2. Linked Allocation(Non-contiguous allocation) : Allocation is on an individual block basis. Each block contains a pointer to the next block in the chain. Again the file table needs just a single entry for each file, showing the starting block and the length of the file. Although pre-allocation is possible, it is more common simply to allocate blocks as needed. Any free block can be added to the chain. The blocks need not be continuous. Increase in file size is always possible if free disk block is available. There is no external fragmentation because only one block at a time is needed but there can be internal fragmentation but it exists only in the last disk block of file.
- Internal fragmentation exists in last disk block of file.
- There is an overhead of maintaining the pointer in every disk block.
- If the pointer of any disk block is lost, the file will be truncated.
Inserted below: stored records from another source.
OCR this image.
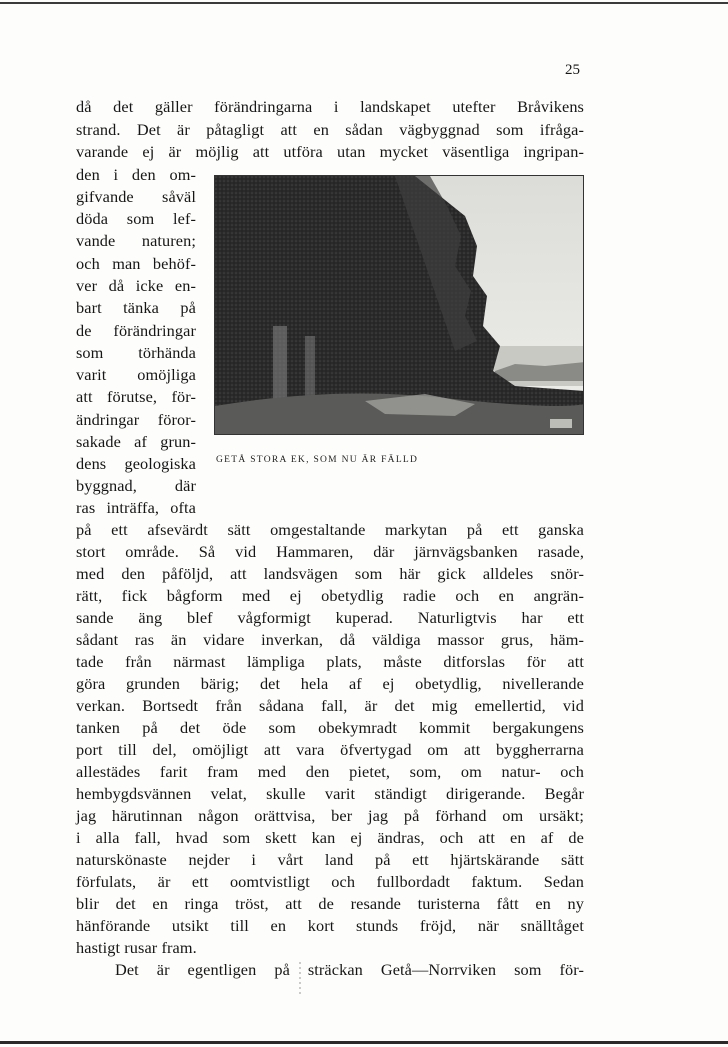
25
då det gäller förändringarna i landskapet utefter Bråvikens
strand. Det är påtagligt att en sådan vägbyggnad som ifråga-
varande ej är möjlig att utföra utan mycket väsentliga ingripan-
den i den om-
gifvande såväl
döda som lef-
vande naturen;
och man behöf-
ver då icke en-
bart tänka på
de förändringar
som törhända
varit omöjliga
att förutse, för-
ändringar föror-
sakade af grun-
dens geologiska
byggnad, där
ras inträffa, ofta
på ett afsevärdt sätt omgestaltande markytan på ett ganska
stort område. Så vid Hammaren, där järnvägsbanken rasade,
med den påföljd, att landsvägen som här gick alldeles snör-
rätt, fick bågform med ej obetydlig radie och en angrän-
sande äng blef vågformigt kuperad. Naturligtvis har ett
sådant ras än vidare inverkan, då väldiga massor grus, häm-
tade från närmast lämpliga plats, måste ditforslas för att
göra grunden bärig; det hela af ej obetydlig, nivellerande
verkan. Bortsedt från sådana fall, är det mig emellertid, vid
tanken på det öde som obekymradt kommit bergakungens
port till del, omöjligt att vara öfvertygad om att byggherrarna
allestädes farit fram med den pietet, som, om natur- och
hembygdsvännen velat, skulle varit ständigt dirigerande. Begår
jag härutinnan någon orättvisa, ber jag på förhand om ursäkt;
i alla fall, hvad som skett kan ej ändras, och att en af de
naturskönaste nejder i vårt land på ett hjärtskärande sätt
förfulats, är ett oomtvistligt och fullbordadt faktum. Sedan
blir det en ringa tröst, att de resande turisterna fått en ny
hänförande utsikt till en kort stunds fröjd, när snälltåget
hastigt rusar fram.
Det är egentligen på sträckan Getå—Norrviken som för-
GETÅ STORA EK, SOM NU ÄR FÄLLD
- It supports only the sequencial access of files.
3. Indexed Allocation:
It addresses many of the problems of contiguous and chained allocation. In this case, the file allocation table contains a separate one-level index for each file: The index has one entry for each block allocated to the file. Allocation may be on the basis of fixed-size blocks or variable-sized blocks. Allocation by blocks eliminates external fragmentation, whereas allocation by variable-size blocks improves locality. This allocation technique supports both sequential and direct access to the file and thus is the most popular form of file allocation.
Disk Free Space Management
Just as the space that is allocated to files must be managed ,so the space that is not currently allocated to any file must be managed. To perform any of the file allocation techniques,it is necessary to know what blocks on the disk are available. Thus we need a disk allocation table in addition to a file allocation table.The following are the approaches used for free space management.
- Bit Tables : This method uses a vector containing one bit for each block on the disk. Each entry for a 0 corresponds to a free block and each 1 corresponds to a block in use.
For example: 00011010111100110001
In this vector every bit correspond to a particular block and 0 implies that, that particular block is free and 1 implies that the block is already occupied. A bit table has the advantage that it is relatively easy to find one or a contiguous group of free blocks. Thus, a bit table works well with any of the file allocation methods. Another advantage is that it is as small as possible.
- Free Block List : In this method, each block is assigned a number sequentially and the list of the numbers of all free blocks is maintained in a reserved block of the disk.